Al Qaeda ‘building bunkers’ in the Sahara
By IANSThursday, June 24, 2010
Timbuctu (Mali), June 24 (IANS/AKI) Militants linked to Al Qaeda are building fortified bunkers in the Algeria and Mali areas of the Sahara desert to shelter militants from air attacks, security experts claim.
The members of Al Qaeda in the Islamic Maghreb have hidden themselves in the desert without any notion of national boundaries, according to the experts.
“We have different verifiable reports which enable us to state that AQIM is currently in the process of building shelters, or bunkers, in which to hide against attacks in the desert shared by Mali and Algeria,” a Malian source told the news site, Middle East Online, reported AKI Thursday.
“There is no doubt these people are giving themselves a means to their ends,” the highly-placed official in Mali’s northern operational command, added.
An official from one of Mali’s neighbours confirmed the reports, saying, “The terrorists are building fortified bunkers in mountain areas because they fear coming under air attack.

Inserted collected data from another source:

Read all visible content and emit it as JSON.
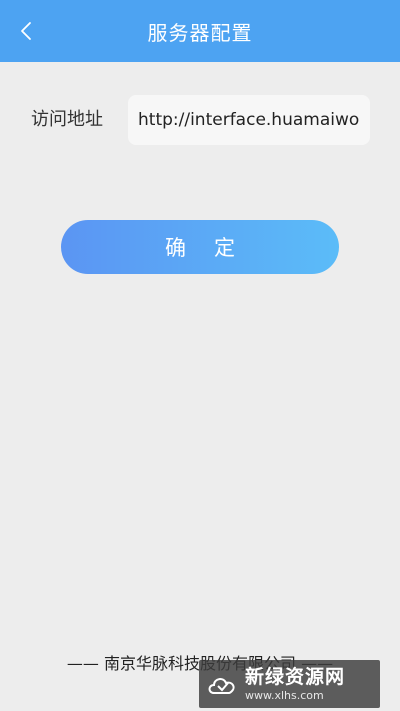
{
  "header": {
    "title": "服务器配置",
    "back_icon": "chevron-left-icon"
  },
  "form": {
    "address_label": "访问地址",
    "address_value": "http://interface.huamaiwo"
  },
  "confirm_label": "确定",
  "footer": {
    "company": "—— 南京华脉科技股份有限公司 ——"
  },
  "watermark": {
    "name": "新绿资源网",
    "url": "www.xlhs.com",
    "logo_icon": "cloud-logo-icon"
  },
  "colors": {
    "header": "#4da3f2",
    "button_start": "#5b95f3",
    "button_end": "#5bbcf8",
    "background": "#ededed"
  }
}
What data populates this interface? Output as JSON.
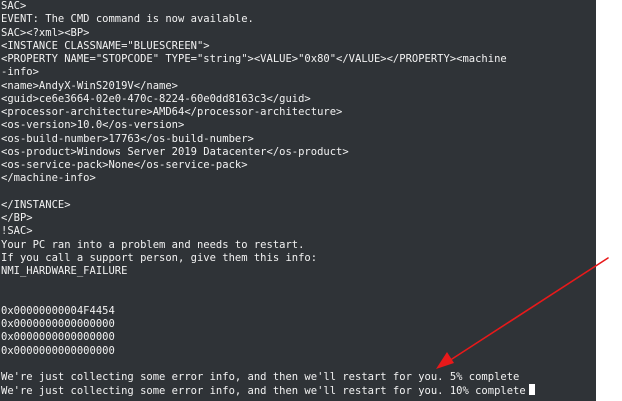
{
  "console": {
    "lines": [
      "SAC>",
      "EVENT: The CMD command is now available.",
      "SAC><?xml><BP>",
      "<INSTANCE CLASSNAME=\"BLUESCREEN\">",
      "<PROPERTY NAME=\"STOPCODE\" TYPE=\"string\"><VALUE>\"0x80\"</VALUE></PROPERTY><machine",
      "-info>",
      "<name>AndyX-WinS2019V</name>",
      "<guid>ce6e3664-02e0-470c-8224-60e0dd8163c3</guid>",
      "<processor-architecture>AMD64</processor-architecture>",
      "<os-version>10.0</os-version>",
      "<os-build-number>17763</os-build-number>",
      "<os-product>Windows Server 2019 Datacenter</os-product>",
      "<os-service-pack>None</os-service-pack>",
      "</machine-info>",
      "",
      "</INSTANCE>",
      "</BP>",
      "!SAC>",
      "Your PC ran into a problem and needs to restart.",
      "If you call a support person, give them this info:",
      "NMI_HARDWARE_FAILURE",
      "",
      "",
      "0x00000000004F4454",
      "0x0000000000000000",
      "0x0000000000000000",
      "0x0000000000000000",
      "",
      "We're just collecting some error info, and then we'll restart for you. 5% complete",
      "We're just collecting some error info, and then we'll restart for you. 10% complete"
    ]
  },
  "annotation": {
    "arrow_color": "#e8191a"
  }
}
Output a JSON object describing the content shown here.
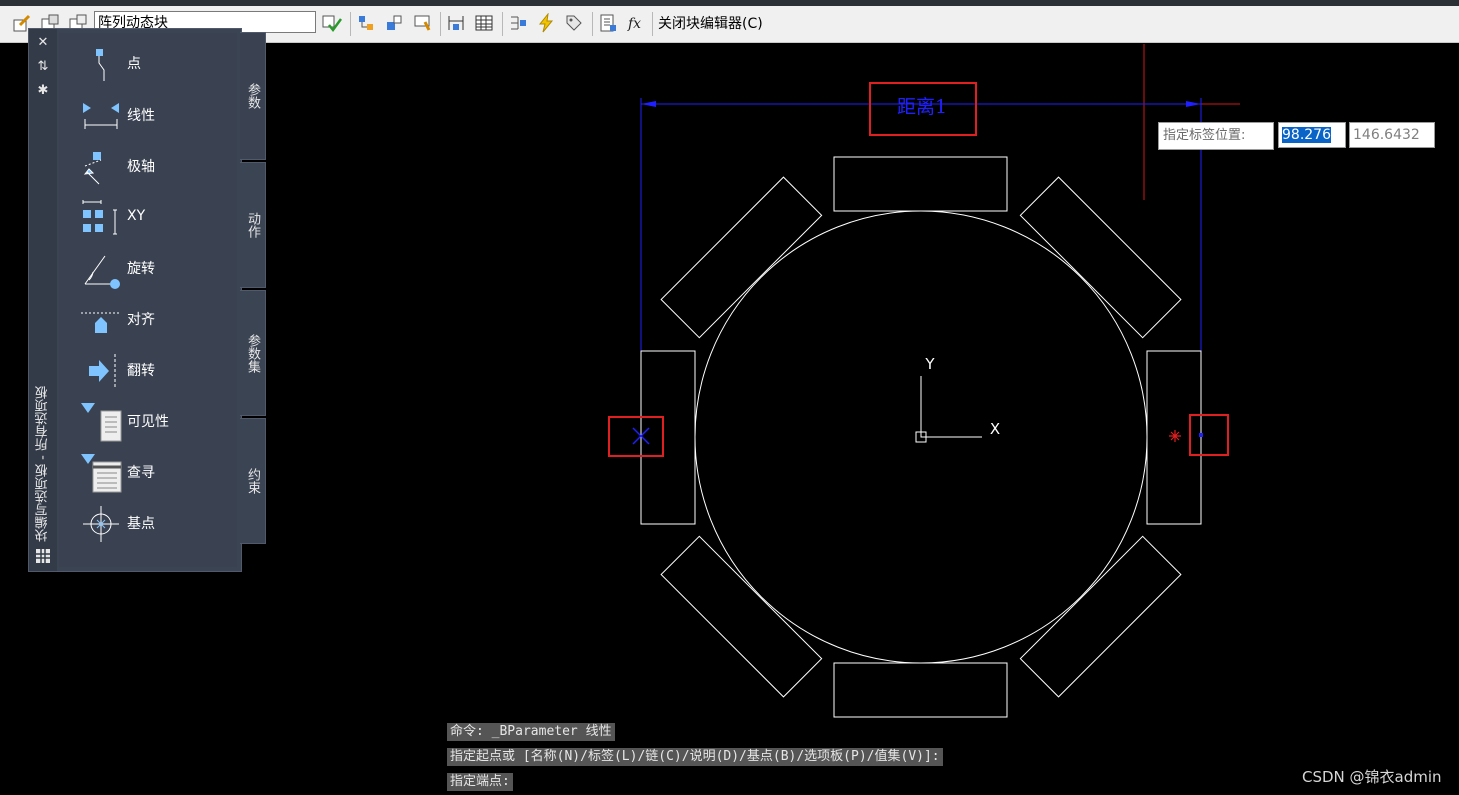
{
  "toolbar": {
    "block_name": "阵列动态块",
    "close_editor_label": "关闭块编辑器(C)",
    "icons": [
      "edit-block-icon",
      "save-block-icon",
      "save-as-icon",
      "test-block-icon",
      "parameter-manager-icon",
      "authoring-palette-icon",
      "attribute-icon",
      "define-icon",
      "table-icon",
      "visibility-icon",
      "lightning-icon",
      "tag-icon",
      "properties-icon",
      "fx-icon"
    ]
  },
  "palette": {
    "title": "块编写选项板 - 所有选项板",
    "tools": [
      {
        "label": "点"
      },
      {
        "label": "线性"
      },
      {
        "label": "极轴"
      },
      {
        "label": "XY"
      },
      {
        "label": "旋转"
      },
      {
        "label": "对齐"
      },
      {
        "label": "翻转"
      },
      {
        "label": "可见性"
      },
      {
        "label": "查寻"
      },
      {
        "label": "基点"
      }
    ],
    "tabs": [
      "参数",
      "动作",
      "参数集",
      "约束"
    ]
  },
  "drawing": {
    "distance_label": "距离1",
    "ucs_y": "Y",
    "ucs_x": "X"
  },
  "dynamic_input": {
    "prompt": "指定标签位置:",
    "value1": "98.276",
    "value2": "146.6432"
  },
  "command_history": [
    "命令: _BParameter 线性",
    "指定起点或 [名称(N)/标签(L)/链(C)/说明(D)/基点(B)/选项板(P)/值集(V)]:",
    "指定端点:"
  ],
  "watermark": "CSDN @锦衣admin",
  "colors": {
    "background": "#000000",
    "parameter_blue": "#2020ff",
    "highlight_red": "#e02020",
    "geometry": "#ffffff"
  }
}
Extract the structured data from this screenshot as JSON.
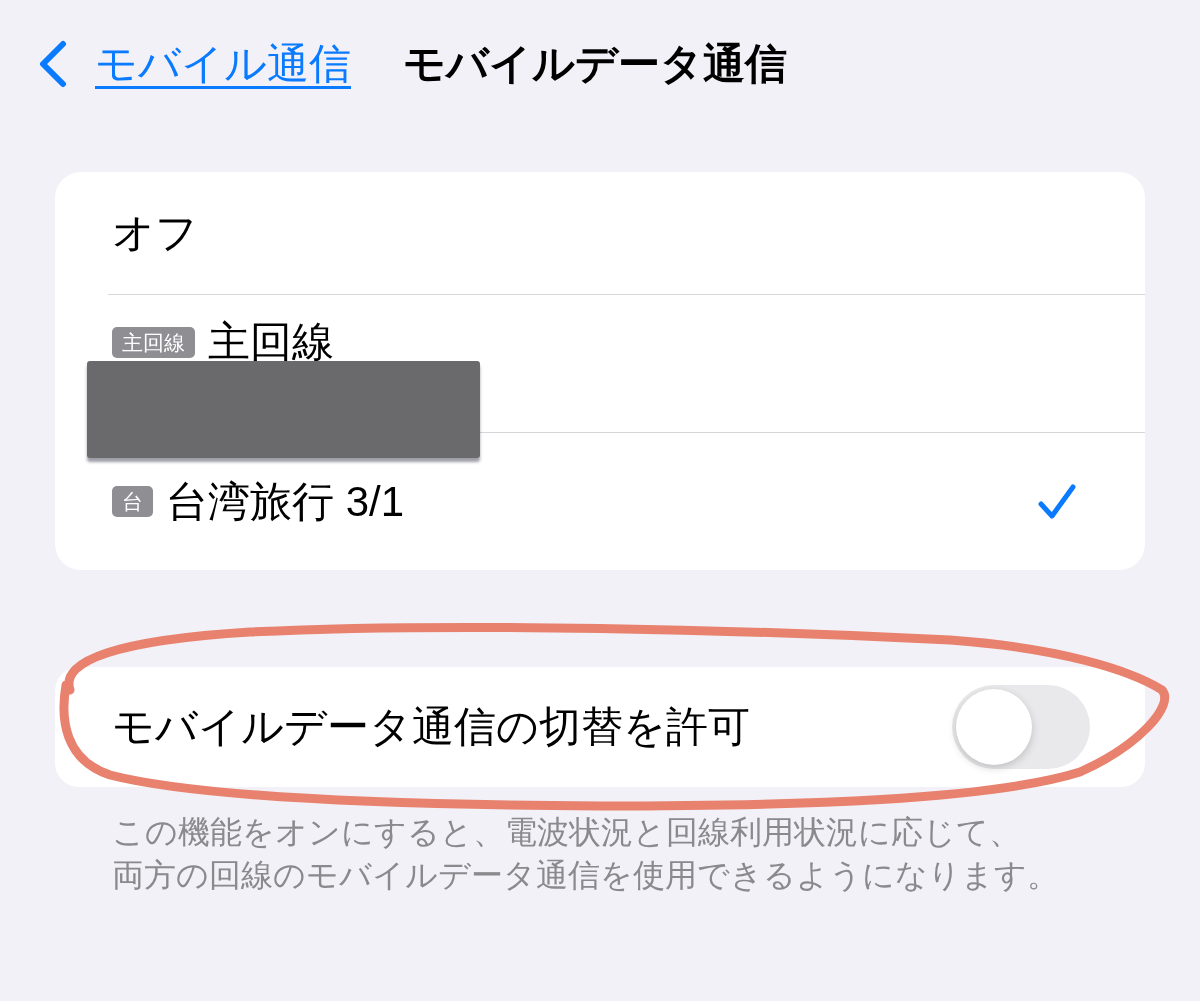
{
  "nav": {
    "back_label": "モバイル通信",
    "title": "モバイルデータ通信"
  },
  "sim_options": [
    {
      "label": "オフ",
      "selected": false,
      "redacted": false
    },
    {
      "badge": "主回線",
      "label": "主回線",
      "selected": false,
      "redacted": true
    },
    {
      "badge": "台",
      "label": "台湾旅行 3/1",
      "selected": true,
      "redacted": false
    }
  ],
  "switching": {
    "label": "モバイルデータ通信の切替を許可",
    "on": false
  },
  "footer": "この機能をオンにすると、電波状況と回線利用状況に応じて、両方の回線のモバイルデータ通信を使用できるようになります。"
}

“Some have already been constructed in Mali and Algeria, and others have been started along the Niger border.”
Well-organised and highly mobile, the local Al Qaeda group is considered by many to be unassailable in the Sahara, but the countries where they operate have recently been offered assistance from France and the United States.
Experts stress that aircraft are vital to track them down and attack them.
“I think they are worried at the prospect of every country in the region joining in a widespread conflict, hence their decision to take counter measures,” former Malian defence minister and intelligence chief Soumeylou Boubeye Maiga said.
Malian academic Hamed Maiga is currently preparing a thesis on AQIM and regularly visits northern Mali.
“At night witnesses have reported hearing the noise of machinery in the mountains or rocky regions where the Islamists are building bunkers against air attack,” he said.
Hamed Maiga said the fighters had already laid minefields around their desert hideouts to guard against assaults overland.
Their construction of more permanent fortifications also showed their determination to make the region their permanent base, he said. “Otherwise they could just move elsewhere to avoid attacks.”
Founded in the late 1990s by radical Algerians, the Islamist organisation transformed into a local branch of Al Qaeda in 2006.